In the case of N4’s app, it didn’t ask for a Face ID for me to enrol Apple Pay.
Once they’ve done this, criminals can use Apple Pay as long as they know the phone’s PIN! As a reminder, unlike contactless bank cards, which still have relatively low transaction limits, Apple Pay has no limits. So if you’re prepared, you can go into a dealership and buy a car. Or you can go to a fancy store and spend a couple of grand. But you should be able to drain the account pretty quickly.
This video shows how I clicked on the button within the N4 app to add it to an Apple Pay wallet.
This app did not allow me to log in if a Face ID was deleted and reissued. However, the app has other flaws. This is what I saw when it didn’t recognise a new face.
It’s quite handy that the bank is happy to share a User ID in an email, don’t you agree?
Failed Face ID–what next?
So, following the prompt, let’s try to reset the login details! What would a criminal need for that?
Resetting the User ID
All of these details are easy to find in the email account. It’s quite handy that the bank is happy to share a User ID in an email, don’t you agree?
Bank User ID found in an old email
Once this information is obtained, it’s possible to reset the password:
Resetting the password
The final step for the password reset is a one-time code that will arrive – unfortunately for the victim – on the stolen device.
Game over. Once the criminals have set up a new password in the app, they can drain the account any way they want: get the card details, enrol Apple Pay or make a wire transfer. No additional checks are required to get card details or to enrol Apple Pay. To make a wire transfer, criminals will need a password – the one they’ve just set up themselves.
The aftermath–and a worrying future
In February, the Wall Street Journal wrote that giving a criminal your iPhone and its passcode was equivalent to opening a treasure box.
That article pointed out a few other vulnerabilities:
- If criminals know the victim’s PIN, they can use the already-issued Apple Pay cards on the phone
- Criminals can use the phone to apply for credit using apps like Klarna or Apple Cash. At New Money Review, I’ve already written about the security weaknesses in some of the ‘buy-now-pay-later’ (BNPL) apps that offer such credit.

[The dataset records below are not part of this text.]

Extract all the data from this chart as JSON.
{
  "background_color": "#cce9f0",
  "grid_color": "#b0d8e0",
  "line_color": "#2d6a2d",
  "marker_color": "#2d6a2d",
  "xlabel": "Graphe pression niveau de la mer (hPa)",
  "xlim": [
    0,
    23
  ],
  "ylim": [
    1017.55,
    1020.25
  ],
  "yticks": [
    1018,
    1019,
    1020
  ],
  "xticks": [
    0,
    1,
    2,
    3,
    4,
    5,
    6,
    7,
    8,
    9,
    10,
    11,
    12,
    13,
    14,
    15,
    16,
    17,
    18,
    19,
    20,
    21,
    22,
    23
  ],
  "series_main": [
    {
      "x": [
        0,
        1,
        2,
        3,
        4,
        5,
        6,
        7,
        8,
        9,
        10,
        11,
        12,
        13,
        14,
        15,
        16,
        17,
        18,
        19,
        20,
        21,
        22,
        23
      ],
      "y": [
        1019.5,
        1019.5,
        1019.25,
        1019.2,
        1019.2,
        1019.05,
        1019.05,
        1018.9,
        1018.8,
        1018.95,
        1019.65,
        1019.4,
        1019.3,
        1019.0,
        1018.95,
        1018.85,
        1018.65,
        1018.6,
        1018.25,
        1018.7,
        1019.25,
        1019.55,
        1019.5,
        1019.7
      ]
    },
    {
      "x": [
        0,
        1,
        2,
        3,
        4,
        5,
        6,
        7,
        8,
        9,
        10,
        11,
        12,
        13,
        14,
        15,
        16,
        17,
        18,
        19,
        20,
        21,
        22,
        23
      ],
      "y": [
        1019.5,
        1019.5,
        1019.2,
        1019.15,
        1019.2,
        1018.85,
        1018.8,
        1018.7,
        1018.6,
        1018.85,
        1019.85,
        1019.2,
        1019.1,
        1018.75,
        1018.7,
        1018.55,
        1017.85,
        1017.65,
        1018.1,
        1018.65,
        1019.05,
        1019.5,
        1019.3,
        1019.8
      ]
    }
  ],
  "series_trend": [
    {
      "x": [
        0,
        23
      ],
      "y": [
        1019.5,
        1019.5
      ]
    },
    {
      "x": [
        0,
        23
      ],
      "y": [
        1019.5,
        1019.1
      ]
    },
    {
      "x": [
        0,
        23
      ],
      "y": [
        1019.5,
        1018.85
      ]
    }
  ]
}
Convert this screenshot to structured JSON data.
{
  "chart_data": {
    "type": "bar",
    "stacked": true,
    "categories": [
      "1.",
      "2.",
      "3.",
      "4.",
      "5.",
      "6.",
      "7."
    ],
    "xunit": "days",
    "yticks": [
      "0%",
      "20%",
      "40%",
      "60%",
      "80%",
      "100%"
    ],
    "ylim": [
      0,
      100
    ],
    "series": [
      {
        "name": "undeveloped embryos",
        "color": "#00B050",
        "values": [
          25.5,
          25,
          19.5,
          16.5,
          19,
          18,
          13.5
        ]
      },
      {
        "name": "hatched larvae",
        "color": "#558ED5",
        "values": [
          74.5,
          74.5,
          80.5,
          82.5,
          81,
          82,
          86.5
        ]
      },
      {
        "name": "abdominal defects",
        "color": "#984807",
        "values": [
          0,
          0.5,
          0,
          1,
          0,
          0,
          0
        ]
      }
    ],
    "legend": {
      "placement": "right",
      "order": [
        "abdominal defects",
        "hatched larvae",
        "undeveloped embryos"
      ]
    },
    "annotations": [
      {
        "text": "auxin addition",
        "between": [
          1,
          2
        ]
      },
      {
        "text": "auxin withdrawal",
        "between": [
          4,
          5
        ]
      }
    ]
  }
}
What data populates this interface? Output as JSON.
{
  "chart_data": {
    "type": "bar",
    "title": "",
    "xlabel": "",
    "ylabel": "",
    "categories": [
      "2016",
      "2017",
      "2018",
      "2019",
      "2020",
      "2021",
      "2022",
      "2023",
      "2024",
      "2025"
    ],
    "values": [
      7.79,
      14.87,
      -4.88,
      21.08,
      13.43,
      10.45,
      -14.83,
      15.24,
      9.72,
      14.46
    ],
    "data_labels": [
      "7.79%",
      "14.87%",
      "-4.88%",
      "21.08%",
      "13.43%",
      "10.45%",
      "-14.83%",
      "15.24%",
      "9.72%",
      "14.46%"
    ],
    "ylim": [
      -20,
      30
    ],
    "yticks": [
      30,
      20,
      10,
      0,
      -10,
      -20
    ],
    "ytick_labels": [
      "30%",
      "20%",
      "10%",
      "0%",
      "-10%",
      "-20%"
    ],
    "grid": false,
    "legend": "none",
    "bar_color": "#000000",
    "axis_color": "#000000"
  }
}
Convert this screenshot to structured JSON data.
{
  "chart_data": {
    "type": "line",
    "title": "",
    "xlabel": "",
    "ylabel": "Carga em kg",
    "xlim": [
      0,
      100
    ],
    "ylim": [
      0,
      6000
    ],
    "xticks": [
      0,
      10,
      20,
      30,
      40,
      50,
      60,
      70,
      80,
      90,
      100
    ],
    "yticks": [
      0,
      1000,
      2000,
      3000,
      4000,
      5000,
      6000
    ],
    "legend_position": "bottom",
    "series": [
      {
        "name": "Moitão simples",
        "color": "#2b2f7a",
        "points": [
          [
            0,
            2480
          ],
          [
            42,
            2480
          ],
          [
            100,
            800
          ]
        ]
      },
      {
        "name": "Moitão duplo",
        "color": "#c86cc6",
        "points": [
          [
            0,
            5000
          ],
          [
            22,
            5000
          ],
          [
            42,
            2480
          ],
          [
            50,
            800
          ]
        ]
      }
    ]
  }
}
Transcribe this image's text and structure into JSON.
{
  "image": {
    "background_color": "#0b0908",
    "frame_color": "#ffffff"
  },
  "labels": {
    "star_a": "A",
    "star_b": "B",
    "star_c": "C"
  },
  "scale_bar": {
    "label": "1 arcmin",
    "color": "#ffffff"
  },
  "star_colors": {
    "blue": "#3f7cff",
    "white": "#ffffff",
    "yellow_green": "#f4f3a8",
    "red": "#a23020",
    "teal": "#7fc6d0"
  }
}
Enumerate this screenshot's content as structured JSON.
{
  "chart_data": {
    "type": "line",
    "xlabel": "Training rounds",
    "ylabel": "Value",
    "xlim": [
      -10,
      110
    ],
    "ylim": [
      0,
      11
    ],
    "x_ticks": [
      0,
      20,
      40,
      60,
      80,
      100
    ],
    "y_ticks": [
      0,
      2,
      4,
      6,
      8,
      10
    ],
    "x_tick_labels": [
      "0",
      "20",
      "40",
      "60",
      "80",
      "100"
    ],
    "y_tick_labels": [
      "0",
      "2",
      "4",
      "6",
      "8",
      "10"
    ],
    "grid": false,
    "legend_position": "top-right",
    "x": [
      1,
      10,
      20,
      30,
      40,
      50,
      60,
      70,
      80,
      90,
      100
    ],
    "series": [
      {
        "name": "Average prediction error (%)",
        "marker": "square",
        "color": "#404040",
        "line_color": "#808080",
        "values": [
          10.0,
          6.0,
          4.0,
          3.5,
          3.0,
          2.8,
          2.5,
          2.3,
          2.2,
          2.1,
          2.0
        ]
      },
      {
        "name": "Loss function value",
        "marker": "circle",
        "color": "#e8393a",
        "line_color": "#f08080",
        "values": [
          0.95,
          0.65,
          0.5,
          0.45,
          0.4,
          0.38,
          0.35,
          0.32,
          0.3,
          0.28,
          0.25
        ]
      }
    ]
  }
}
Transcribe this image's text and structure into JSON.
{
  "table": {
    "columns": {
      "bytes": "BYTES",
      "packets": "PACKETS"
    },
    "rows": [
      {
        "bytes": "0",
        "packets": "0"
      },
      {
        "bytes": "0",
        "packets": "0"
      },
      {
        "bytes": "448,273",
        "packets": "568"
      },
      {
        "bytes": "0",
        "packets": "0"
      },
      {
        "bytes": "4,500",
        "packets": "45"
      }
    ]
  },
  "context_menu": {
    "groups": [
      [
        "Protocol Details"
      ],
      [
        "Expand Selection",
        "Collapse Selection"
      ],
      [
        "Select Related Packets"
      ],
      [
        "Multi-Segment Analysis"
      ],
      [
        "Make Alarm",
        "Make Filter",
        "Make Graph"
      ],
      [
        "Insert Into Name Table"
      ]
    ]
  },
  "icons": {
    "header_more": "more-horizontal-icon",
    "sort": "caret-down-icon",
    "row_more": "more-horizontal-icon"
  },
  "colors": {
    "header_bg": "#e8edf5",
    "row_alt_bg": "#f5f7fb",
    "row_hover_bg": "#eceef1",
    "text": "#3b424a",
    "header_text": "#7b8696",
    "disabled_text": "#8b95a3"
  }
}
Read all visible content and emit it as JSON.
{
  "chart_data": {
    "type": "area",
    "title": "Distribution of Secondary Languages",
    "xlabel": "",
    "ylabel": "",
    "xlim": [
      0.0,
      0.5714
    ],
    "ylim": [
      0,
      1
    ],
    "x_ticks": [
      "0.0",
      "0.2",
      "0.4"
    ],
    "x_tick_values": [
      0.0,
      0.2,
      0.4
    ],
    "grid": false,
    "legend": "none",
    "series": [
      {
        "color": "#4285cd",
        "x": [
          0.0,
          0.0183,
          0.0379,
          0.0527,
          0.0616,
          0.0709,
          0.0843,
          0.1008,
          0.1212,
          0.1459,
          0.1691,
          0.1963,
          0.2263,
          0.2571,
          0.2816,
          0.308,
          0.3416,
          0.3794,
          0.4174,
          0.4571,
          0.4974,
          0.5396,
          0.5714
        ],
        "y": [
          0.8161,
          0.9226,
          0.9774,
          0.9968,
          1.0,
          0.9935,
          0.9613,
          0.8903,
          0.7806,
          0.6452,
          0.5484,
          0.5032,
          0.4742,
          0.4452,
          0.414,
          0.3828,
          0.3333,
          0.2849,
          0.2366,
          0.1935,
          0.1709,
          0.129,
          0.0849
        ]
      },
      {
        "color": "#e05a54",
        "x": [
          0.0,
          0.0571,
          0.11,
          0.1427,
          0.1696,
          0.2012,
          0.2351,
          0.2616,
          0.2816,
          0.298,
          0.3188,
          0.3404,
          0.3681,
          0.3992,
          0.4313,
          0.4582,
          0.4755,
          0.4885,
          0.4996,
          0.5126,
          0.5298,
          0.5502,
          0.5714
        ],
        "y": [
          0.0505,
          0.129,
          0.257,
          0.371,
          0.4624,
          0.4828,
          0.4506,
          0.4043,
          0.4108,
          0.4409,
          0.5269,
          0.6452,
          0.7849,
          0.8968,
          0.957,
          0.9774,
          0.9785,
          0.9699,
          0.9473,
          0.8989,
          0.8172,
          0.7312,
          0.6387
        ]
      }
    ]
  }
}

- Signing out of ‘Find My Phone’ and changing the password will make the victim’s life 100 times harder.
Alarm bells should be sounding amongst banks, payments firms, tech giants, app developers and the authorities.
But I’d say that the results of my research go further. I’ve shown that, contrary to what one UK bank reportedly told poor Mr. de Simone, it’s quite straightforward to use the combination of a stolen phone and its PIN to loot victims’ bank accounts. This can be done by resetting their banking app log-ins, using a variety of exit routes. Alarm bells should be sounding amongst banks, payments firms, tech giants, app developers and the authorities.
To reduce the risks of losing money right after losing your phone, we strongly recommend the following:
- Enable Face ID and a long (6+) PIN code on a phone
- Set up a different PIN code in every app you can, e.g. mail or banking apps.
- Do not store your card with your phone. Mag Safe wallet is a bad idea.
- Do not leave personal details on the phone. That includes photos and records of your documents, PINs, logins and passwords. Your photo app, file downloads and your email account are often full of such details, so you need to make a special effort not to leave them there.
For obvious reasons, I haven’t named the three high street banks and the seven neo-banks whose apps I tested. All the vulnerabilities were reported to those firms’ security teams prior to the publication of this article (assuming I could find a public security email, security.txt file, responsible disclosure program or something similar). Not all the neo-banks, however, offered any such way of getting in contact.